What do you do when you’re not working on packets? 

I’m an editor at Quirk Books here in Philadelphia, where I work on fiction and non-fiction for adults and kids. I do all the feminist books. Other than that, I work on writing my own books (Who’s That Girl came out July 11, tell your friends!!) and try to make time to meet with my buds for pickletinis at Tattooed Mom’s. I wish I could say I had real hobbies. Does watching HGTV at the gym count?

How did you hear about the Hamline MFAC Program? 

MFAC alum Peter Pearson bullied me into it. Well, okay, I was extremely willing to be convinced. I think I finished my application about two days after that.

What was your writing experience prior to entering the program?

I had done a bunch of NaNoWriMo, written all through high school and college, and had an agent but had not (yet!) sold a book. But I never studied writing in school (I majored in medieval studies—yes, it’s a thing) so I was an extreme newbie when it came to the workshop experience.

What do especially remember about your first residency? 

How SUPER FAST I made friends. Like, maybe within the first night? It was amazing just to meet ~my people~ and be able to talk about children’s books for ten hours straight without everyone rolling their eyes or changing the subject or asking me for marketing objectives.

Have you focused on any one form (PB, novel, nonfiction; graphic novel) or age group in your writing? 

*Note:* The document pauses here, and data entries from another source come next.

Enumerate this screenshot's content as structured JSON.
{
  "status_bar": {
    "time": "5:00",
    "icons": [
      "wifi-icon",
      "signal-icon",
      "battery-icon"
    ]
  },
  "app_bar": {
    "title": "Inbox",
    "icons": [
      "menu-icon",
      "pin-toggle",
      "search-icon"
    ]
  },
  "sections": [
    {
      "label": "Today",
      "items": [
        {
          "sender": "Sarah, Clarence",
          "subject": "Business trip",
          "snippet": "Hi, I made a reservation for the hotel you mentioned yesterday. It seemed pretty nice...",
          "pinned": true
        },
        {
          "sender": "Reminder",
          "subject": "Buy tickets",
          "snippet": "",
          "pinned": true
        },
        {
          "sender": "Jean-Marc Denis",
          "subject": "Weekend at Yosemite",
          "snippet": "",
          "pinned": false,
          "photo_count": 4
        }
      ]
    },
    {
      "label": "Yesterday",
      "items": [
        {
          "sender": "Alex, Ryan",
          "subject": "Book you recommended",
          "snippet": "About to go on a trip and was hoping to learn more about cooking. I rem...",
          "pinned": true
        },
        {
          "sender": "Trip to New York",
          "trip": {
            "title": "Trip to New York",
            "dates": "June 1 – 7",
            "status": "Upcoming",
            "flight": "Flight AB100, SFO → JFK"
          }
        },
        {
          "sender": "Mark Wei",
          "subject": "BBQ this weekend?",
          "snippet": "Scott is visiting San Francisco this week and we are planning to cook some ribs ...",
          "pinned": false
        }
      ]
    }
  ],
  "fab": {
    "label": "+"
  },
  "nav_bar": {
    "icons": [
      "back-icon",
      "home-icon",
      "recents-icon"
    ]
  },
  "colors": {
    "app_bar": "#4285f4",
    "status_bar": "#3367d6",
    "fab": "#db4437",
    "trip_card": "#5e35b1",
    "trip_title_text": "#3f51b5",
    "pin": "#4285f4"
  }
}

Tried a form you never thought you’d try? I came in writing contemporary YA, but tried my hand at both historical MG, and non-fiction picture books, which I NEVER thought I would’ve done before this. (And not to brag or anything, but I just sold the picture book I workshopped in January! The system works!)

Tell us about your Creative Thesis. 

THE KING OF JERKSVILLE is about 18-year-old Theodore “Ted” Sandborn Dunker V, a hapless slacker and fan of obscure French cinema who finds himself elected mayor of his hometown (Shurksville, PA, population 3,800) after signing up on the ballot for extra credit in his Civics class. Hijinks ensue! (Fun fact: did you know that mayors get police badges?)

What changes have you seen in your writing during your studies? 

Every single advisor I’ve had has been like “your work needs more emotion, Blair,” and I’ve always been like “but feelings are dumb!!!!” Still, I’ve been trying more and more not to skate by on charm and to give my stories actual depth so that they don’t skew too farcical. Beyond that, I think I’ve been writing LESS. My first picture book was 800 words long. The most recent one was 249.

Any thoughts for entering students or for people considering the program? 

Well, you should go. It’s just a good idea. You will not get this rigorous or thoughtful an education in writing anywhere else. Hamline will get you where you’re going faster. It is simply the best program of its type; don’t waste time anywhere else. Also, get started on those annotated bibliographies ASAP (they can really stack up!!) and do not be afraid. Everyone is here to learn and we all want you to come join us!